Reinforcement learning is a machine learning model that can be described as “learn by doing” through a series of trial and error experiments. An “agent” learns to perform a defined task through a feedback loop until its performance is within a desirable range.

How to reduce model bias? ›

5 Ways to Get Rid of Bias in Machine Learning Algorithms
  1. Prioritize data diversity.
  2. Proactively identify your edge cases.
  3. Obtain high-quality, accurate and consistent data annotation.
  4. Understand where and why your model is failing.
  5. Constantly check in on your model.
Feb 6, 2024

How to mitigate bias in generative AI? ›

Consider building debiasing tools into the model. Debiasing is the intentional effort to reduce bias in AI-generated content regarding how humans are represented and portrayed. It helps reduce stereotypes and misrepresentation by applying country or cultural specifics to prompts.

How do I make AI more trustworthy? ›

How can we know AI can be trusted?
  1. Safe, secure, and resilient.
  2. Accountable and transparent.
  3. Explainable and interpretable.
  4. Privacy-enhanced.
  5. Fair with harmful bias managed.
  6. Transparency Above All is Essential.
  7. AI features should be opt-in across systems.
May 8, 2024

How can I make my AI model more accurate? ›

Key Takeaways
  1. Generate and test hypotheses to improve model performance.
  2. Clean and preprocess data to handle missing and outlier values.
  3. Use feature engineering techniques to create new features from existing data.
  4. Experiment with different model selection techniques to find the best model for your data.

How to safeguard AI? ›

Laying The Groundwork For Core Principles
  1. Crafting An Ethical Foundation. ...
  2. Navigating Through Risk Assessment. ...
  3. Enhancing Understandability. ...
  4. Governing Data With Diligence. ...
  5. Fortifying AI With Robust Security. ...
  6. Ensuring Regular Monitoring And Refinement. ...
  7. Fostering Collaboration And Engagement.
Apr 12, 2024

What is robustness in AI? ›

What is robustness? Robustness, in the context of AI systems, refers to the ability of an algorithm or model to maintain its performance and stability under different conditions, including variations in input data, environmental changes, and attempts at adversarial interference.
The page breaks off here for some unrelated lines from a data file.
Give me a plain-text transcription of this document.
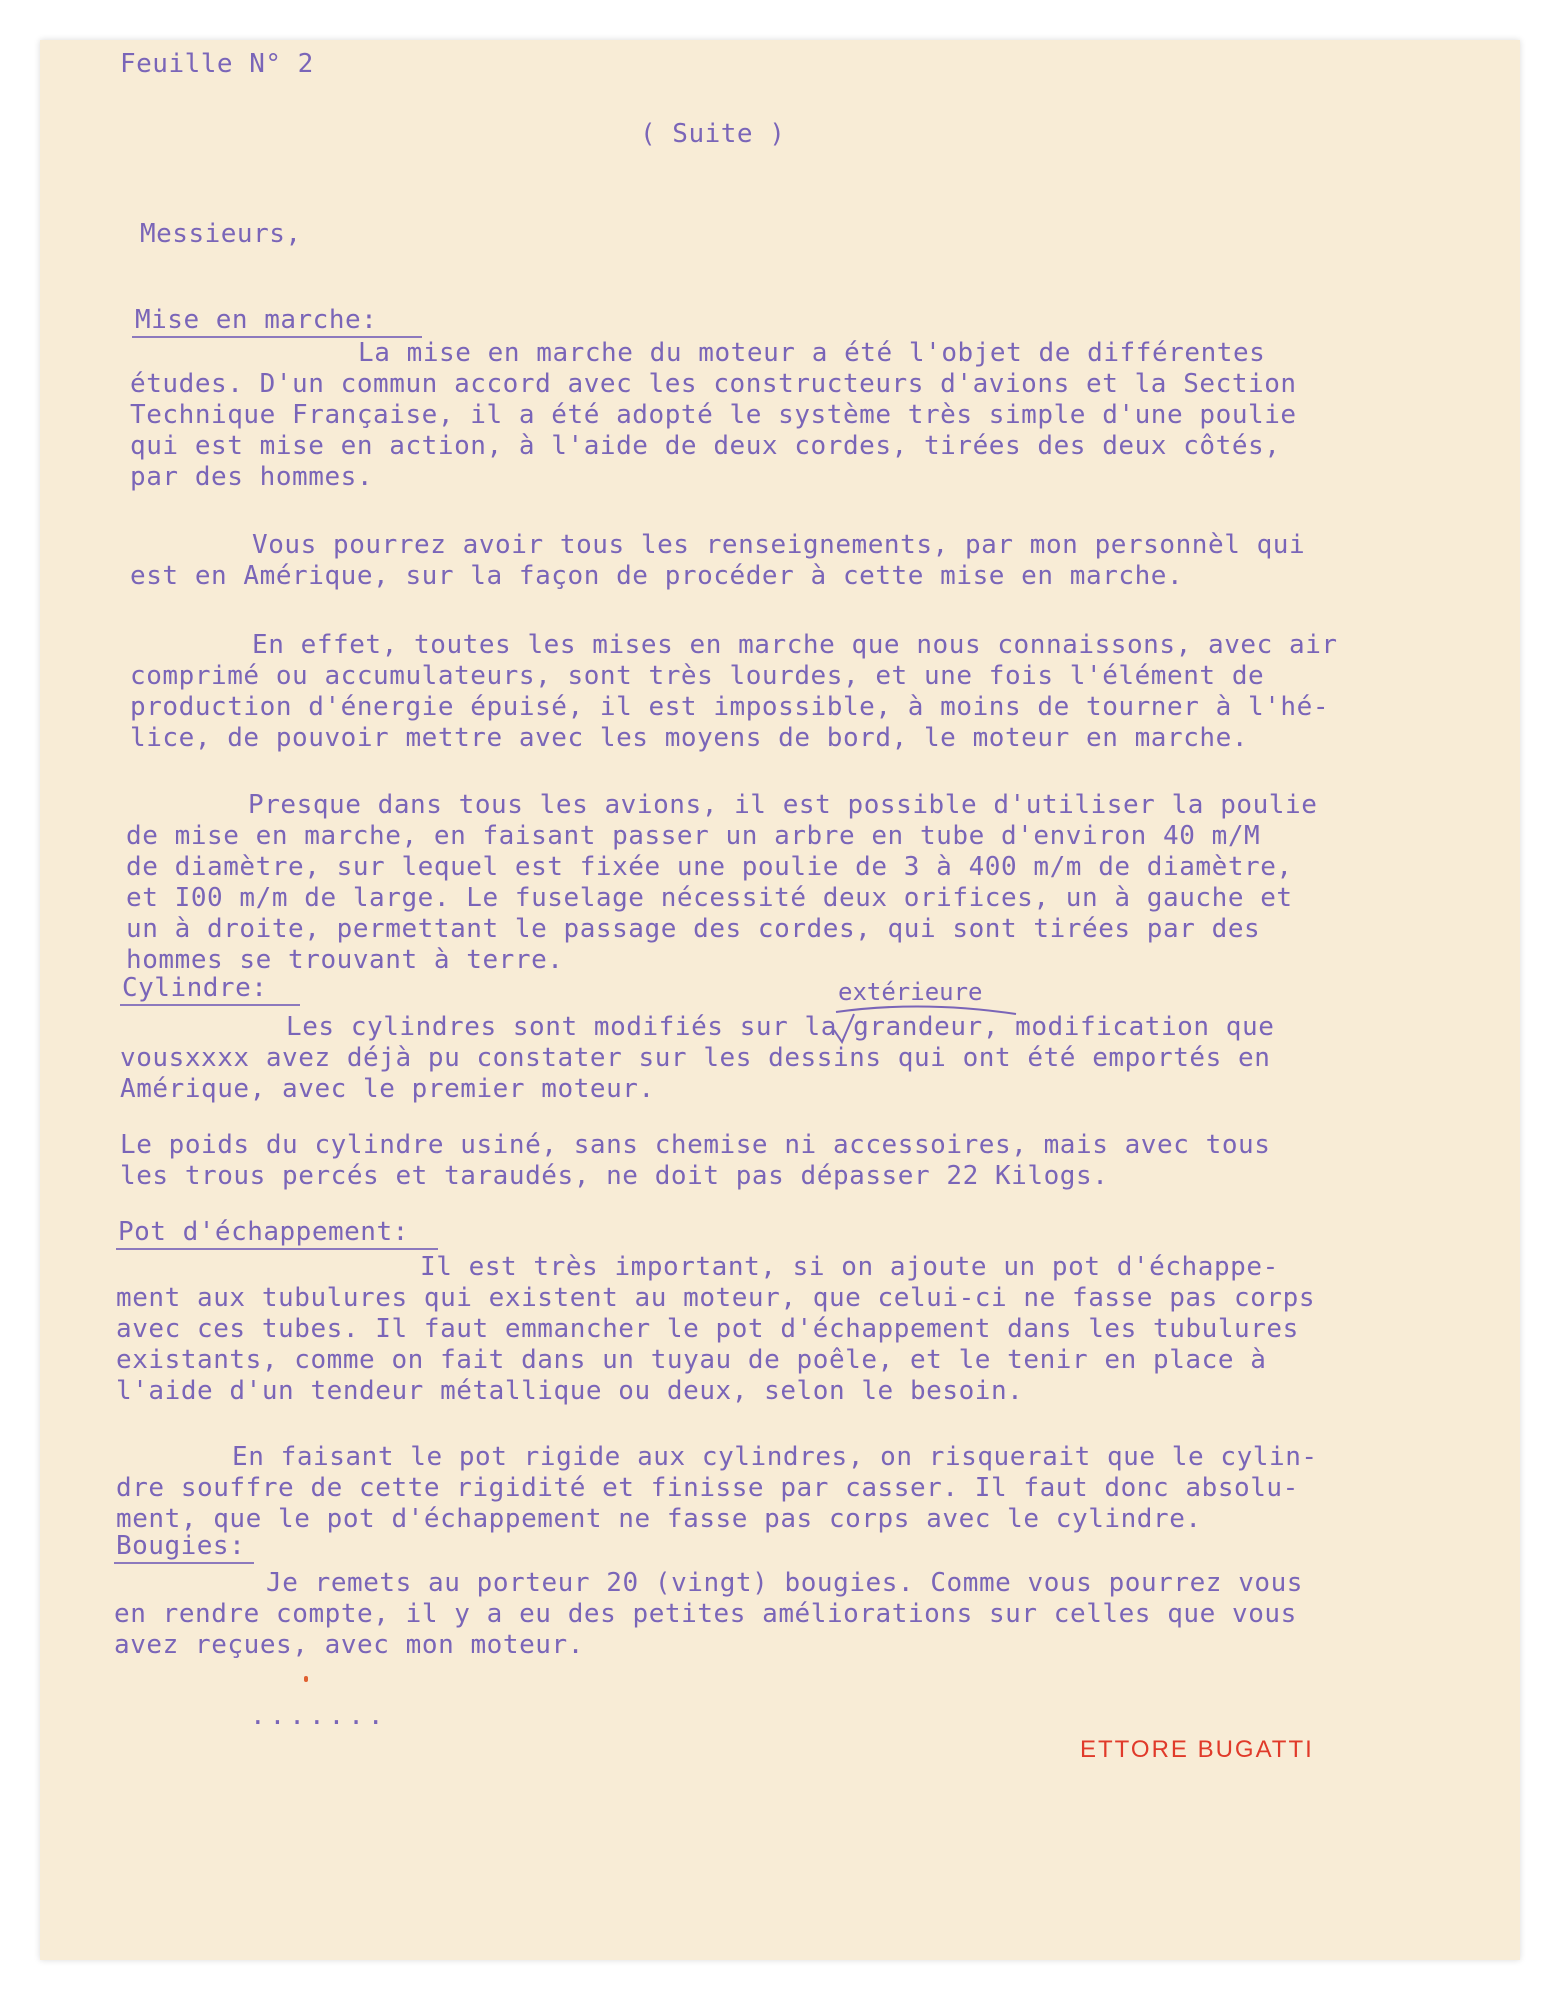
Feuille N° 2
( Suite )
Messieurs,
Mise en marche:
La mise en marche du moteur a été l'objet de différentes
études. D'un commun accord avec les constructeurs d'avions et la Section
Technique Française, il a été adopté le système très simple d'une poulie
qui est mise en action, à l'aide de deux cordes, tirées des deux côtés,
par des hommes.
Vous pourrez avoir tous les renseignements, par mon personnèl qui
est en Amérique, sur la façon de procéder à cette mise en marche.
En effet, toutes les mises en marche que nous connaissons, avec air
comprimé ou accumulateurs, sont très lourdes, et une fois l'élément de
production d'énergie épuisé, il est impossible, à moins de tourner à l'hé-
lice, de pouvoir mettre avec les moyens de bord, le moteur en marche.
Presque dans tous les avions, il est possible d'utiliser la poulie
de mise en marche, en faisant passer un arbre en tube d'environ 40 m/M
de diamètre, sur lequel est fixée une poulie de 3 à 400 m/m de diamètre,
et I00 m/m de large. Le fuselage nécessité deux orifices, un à gauche et
un à droite, permettant le passage des cordes, qui sont tirées par des
hommes se trouvant à terre.
Cylindre:	extérieure
Les cylindres sont modifiés sur la grandeur, modification que
vousxxxx avez déjà pu constater sur les dessins qui ont été emportés en
Amérique, avec le premier moteur.
Le poids du cylindre usiné, sans chemise ni accessoires, mais avec tous
les trous percés et taraudés, ne doit pas dépasser 22 Kilogs.
Pot d'échappement:
Il est très important, si on ajoute un pot d'échappe-
ment aux tubulures qui existent au moteur, que celui-ci ne fasse pas corps
avec ces tubes. Il faut emmancher le pot d'échappement dans les tubulures
existants, comme on fait dans un tuyau de poêle, et le tenir en place à
l'aide d'un tendeur métallique ou deux, selon le besoin.
En faisant le pot rigide aux cylindres, on risquerait que le cylin-
dre souffre de cette rigidité et finisse par casser. Il faut donc absolu-
ment, que le pot d'échappement ne fasse pas corps avec le cylindre.
Bougies:
Je remets au porteur 20 (vingt) bougies. Comme vous pourrez vous
en rendre compte, il y a eu des petites améliorations sur celles que vous
avez reçues, avec mon moteur.
.......
ETTORE BUGATTI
How does AI handle uncertainty? ›

AI deals with uncertainty by using models and methods that assign probabilities to different outcomes. Managing uncertainty is important for AI applications like self-driving cars and medical diagnosis, where safety and accuracy are key.

How does AI bias come in AI models? ›

What Is the Role of Bias in AI Models? All models are made by humans and reflect human biases. Machine learning models can reflect the biases of organizational teams, of the designers in those teams, the data scientists who implement the models, and the data engineers that gather data.

How can you prevent algorithmic bias? ›

From a privacy perspective, the following components should comprise the toolkit used to reduce algorithmic bias:
  1. Data set criteria: Criteria for ensuring accuracy, integrity, and representation in data sets.
  2. Production outputs: Markers that can detect algorithmic bias in production environments.

How can we avoid AI? ›

If you want to prevent AI from being used against you, it is mandatory to implement these superior security controls, which include multifactor authentication (MFA), role-based access control (RBAC), biometrics, data encryption, and many more.

How to avoid gender bias in AI? ›

How can AI overcome gender bias? The first step towards overcoming bias is making sure training samples are as diverse as possible - in terms of gender, but also ethnicity, age, sexuality and so on - and the people developing AI are also from different backgrounds.

How can AI prevent medical errors? ›

AI can reduce medical errors by enhancing the accuracy and efficiency of diagnosis, treatment, and patient care processes. By analyzing vast amounts of medical data, AI algorithms can identify patterns and anomalies that might be overlooked by human practitioners.